Le Panama salue la décision américaine de déporter des haïtiens

08 août 2017
Vendredi, le Président du Panama, Juan Carlos Varela, a exprimé sa confiance que le flux des migrants haïtiens en Amérique centrale diminuera suite à la décision des États-Unis de réactiver la déportation des haïtiens sans papiers. http://www.haitilibre.com/article-18700-haiti-flash-usa-reprise-des-deportations-regulieres-vers-haiti.html
 
Varela a rappelé que le Gouvernement américain avait décidé d'éliminer les avantages migratoires accordés aux haïtiens après le séisme de 2010, lesquels permettent de reprendre l'expulsion de ceux qui entrent dans son territoire de manière irrégulière « Cela, d'une manière ou d'une autre, va décourager le flux des haïtiens », a souligné Varela à l’issue d'une réunion des chefs de polices d'Amérique au Panama.
 
Rappelons que plusieurs milliers d'haïtiens ont essayé d'atteindre les États-Unis via l'Amérique centrale au cours des derniers mois. http://www.haitilibre.com/article-18704-haiti-flash-des-dizaines-de-milliers-d-haitiens-se-dirigeraient-vers-les-usa.html La plupart d'entre eux ont émigré au Brésil après le séisme, mais le déclin économique du géant sud-américain, les a amenés à rechercher des opportunités aux États-Unis.
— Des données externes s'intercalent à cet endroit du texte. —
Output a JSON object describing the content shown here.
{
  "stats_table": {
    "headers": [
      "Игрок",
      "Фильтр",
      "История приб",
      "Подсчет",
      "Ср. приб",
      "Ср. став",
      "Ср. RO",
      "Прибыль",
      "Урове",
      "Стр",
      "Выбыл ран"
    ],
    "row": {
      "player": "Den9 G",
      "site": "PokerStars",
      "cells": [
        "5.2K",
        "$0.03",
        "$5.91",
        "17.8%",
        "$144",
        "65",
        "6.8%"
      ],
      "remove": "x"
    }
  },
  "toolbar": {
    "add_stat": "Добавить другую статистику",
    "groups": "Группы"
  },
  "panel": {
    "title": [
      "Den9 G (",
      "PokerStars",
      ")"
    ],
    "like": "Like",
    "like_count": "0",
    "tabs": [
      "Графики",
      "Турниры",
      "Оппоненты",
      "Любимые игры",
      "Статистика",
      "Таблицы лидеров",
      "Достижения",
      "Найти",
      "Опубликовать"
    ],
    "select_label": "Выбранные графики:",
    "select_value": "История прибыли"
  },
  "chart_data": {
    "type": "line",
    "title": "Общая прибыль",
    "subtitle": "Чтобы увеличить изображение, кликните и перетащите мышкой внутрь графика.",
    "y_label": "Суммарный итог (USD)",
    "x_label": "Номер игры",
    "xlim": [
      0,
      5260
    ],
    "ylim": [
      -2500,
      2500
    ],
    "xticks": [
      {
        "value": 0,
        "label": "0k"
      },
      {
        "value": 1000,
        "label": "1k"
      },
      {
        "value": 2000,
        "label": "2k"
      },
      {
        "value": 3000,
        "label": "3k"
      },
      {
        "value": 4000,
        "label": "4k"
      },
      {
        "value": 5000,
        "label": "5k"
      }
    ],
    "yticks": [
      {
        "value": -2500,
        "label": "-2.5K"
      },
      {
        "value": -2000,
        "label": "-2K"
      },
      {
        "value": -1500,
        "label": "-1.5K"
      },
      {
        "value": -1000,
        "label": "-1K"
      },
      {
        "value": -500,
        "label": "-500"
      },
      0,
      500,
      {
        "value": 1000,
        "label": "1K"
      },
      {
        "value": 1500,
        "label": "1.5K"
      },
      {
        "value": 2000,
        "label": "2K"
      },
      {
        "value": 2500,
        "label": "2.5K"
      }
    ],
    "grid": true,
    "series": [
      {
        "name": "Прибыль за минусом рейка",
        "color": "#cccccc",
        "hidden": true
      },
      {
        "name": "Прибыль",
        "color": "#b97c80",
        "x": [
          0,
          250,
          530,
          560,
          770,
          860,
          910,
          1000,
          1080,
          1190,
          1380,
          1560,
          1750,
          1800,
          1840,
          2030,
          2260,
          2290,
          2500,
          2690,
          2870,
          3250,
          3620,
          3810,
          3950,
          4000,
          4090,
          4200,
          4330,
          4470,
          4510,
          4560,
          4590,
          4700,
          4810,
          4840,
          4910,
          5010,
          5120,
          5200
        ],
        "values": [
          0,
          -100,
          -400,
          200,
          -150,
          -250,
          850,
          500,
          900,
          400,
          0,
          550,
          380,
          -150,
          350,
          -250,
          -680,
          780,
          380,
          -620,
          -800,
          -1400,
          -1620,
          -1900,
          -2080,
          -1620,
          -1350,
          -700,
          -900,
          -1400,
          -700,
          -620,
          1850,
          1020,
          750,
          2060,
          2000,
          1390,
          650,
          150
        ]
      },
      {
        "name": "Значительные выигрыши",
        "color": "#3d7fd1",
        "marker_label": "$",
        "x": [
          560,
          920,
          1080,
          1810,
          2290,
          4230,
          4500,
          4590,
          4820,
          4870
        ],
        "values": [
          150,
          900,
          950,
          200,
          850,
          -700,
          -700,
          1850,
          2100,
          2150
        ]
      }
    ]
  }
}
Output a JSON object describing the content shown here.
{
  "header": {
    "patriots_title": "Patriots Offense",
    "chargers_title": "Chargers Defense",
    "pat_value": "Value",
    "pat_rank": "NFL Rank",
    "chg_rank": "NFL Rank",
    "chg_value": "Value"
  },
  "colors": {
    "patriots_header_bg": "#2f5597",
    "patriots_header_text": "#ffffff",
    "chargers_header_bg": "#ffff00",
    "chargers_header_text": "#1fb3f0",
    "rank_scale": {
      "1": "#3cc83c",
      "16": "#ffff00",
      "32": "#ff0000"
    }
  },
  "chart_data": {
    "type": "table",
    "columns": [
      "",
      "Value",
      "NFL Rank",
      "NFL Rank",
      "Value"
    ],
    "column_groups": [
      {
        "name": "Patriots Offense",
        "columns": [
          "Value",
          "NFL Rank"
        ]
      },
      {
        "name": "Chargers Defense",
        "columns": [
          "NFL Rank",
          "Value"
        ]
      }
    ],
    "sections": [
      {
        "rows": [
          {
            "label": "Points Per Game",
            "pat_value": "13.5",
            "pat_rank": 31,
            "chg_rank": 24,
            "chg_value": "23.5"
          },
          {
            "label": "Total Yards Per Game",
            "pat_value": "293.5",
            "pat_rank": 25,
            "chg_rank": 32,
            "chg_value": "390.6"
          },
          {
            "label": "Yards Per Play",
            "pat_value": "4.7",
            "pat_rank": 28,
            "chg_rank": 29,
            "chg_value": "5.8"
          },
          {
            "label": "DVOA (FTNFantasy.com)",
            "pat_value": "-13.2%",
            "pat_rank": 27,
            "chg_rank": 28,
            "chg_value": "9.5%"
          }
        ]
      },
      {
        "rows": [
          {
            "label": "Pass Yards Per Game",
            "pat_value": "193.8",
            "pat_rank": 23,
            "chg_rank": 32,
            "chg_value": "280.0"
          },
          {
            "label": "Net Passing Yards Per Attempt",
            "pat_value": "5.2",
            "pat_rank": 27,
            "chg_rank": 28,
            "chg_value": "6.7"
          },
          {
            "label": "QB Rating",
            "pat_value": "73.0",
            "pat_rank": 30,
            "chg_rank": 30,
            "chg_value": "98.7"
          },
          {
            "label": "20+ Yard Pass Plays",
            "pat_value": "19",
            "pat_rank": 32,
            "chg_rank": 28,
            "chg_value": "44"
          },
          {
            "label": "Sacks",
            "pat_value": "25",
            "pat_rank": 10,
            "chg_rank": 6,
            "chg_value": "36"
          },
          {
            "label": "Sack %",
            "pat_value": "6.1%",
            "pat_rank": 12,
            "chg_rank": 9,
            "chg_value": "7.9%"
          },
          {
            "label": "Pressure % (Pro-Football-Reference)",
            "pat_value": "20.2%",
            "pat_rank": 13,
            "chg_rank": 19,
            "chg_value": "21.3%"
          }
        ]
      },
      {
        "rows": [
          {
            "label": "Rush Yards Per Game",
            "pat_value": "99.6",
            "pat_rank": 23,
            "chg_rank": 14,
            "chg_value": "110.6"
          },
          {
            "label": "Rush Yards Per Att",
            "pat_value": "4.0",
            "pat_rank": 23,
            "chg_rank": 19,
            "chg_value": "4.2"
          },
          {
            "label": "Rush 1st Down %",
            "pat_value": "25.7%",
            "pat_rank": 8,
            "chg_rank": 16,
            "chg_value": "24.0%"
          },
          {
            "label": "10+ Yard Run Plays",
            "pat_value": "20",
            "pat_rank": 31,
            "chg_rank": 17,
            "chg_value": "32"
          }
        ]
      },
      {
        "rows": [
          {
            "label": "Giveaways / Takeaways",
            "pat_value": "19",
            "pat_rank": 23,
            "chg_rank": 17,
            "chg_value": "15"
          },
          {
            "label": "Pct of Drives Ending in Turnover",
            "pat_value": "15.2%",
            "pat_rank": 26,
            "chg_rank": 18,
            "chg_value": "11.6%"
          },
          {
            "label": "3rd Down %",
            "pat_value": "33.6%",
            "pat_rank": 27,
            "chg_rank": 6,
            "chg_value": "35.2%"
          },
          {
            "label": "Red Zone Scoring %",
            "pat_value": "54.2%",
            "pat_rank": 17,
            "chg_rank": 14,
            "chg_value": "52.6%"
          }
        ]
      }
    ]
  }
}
Selon les autorités panaméennes, chaque année, plus de 30,000 immigrés en provenance d'Haïti, Cuba et des pays d'Asie et d'Afrique, traversent l'Amérique centrale et le Mexique pour les États-Unis.
 
Les Haïtiens ont vu leur chemin bloqué par le refus du Nicaragua de leur permettre de passer, ce qui les a laissé en attente au Costa Rica, au Panama et en Colombie... http://www.haitilibre.com/article-18385-haiti-flash-des-milliers-d-haitiens-illegaux-bloques-dans-plus-de-6-pays.html
 
Bien que le Gouvernement panaméen a fermé sa frontière dans la jungle inhospitalière de Darien, les migrants ont continué malgré les risques auxquels ils vont être exposés : la violence, le vol et l'extorsion par les trafiquants et autres groupes criminels.
 
Rappelons que le gouvernement panaméen a mis en place trois camps pour quelque 3,000 migrants à la frontière avec la Colombie.
 
Varela a averti les haïtiens que c'est « un transit à risque » par l'Amérique centrale et le Mexique qui « pourrait les mener nulle part, parce la nouvelle décision américaine, pourrait les conduira à la déportation en Haïti ».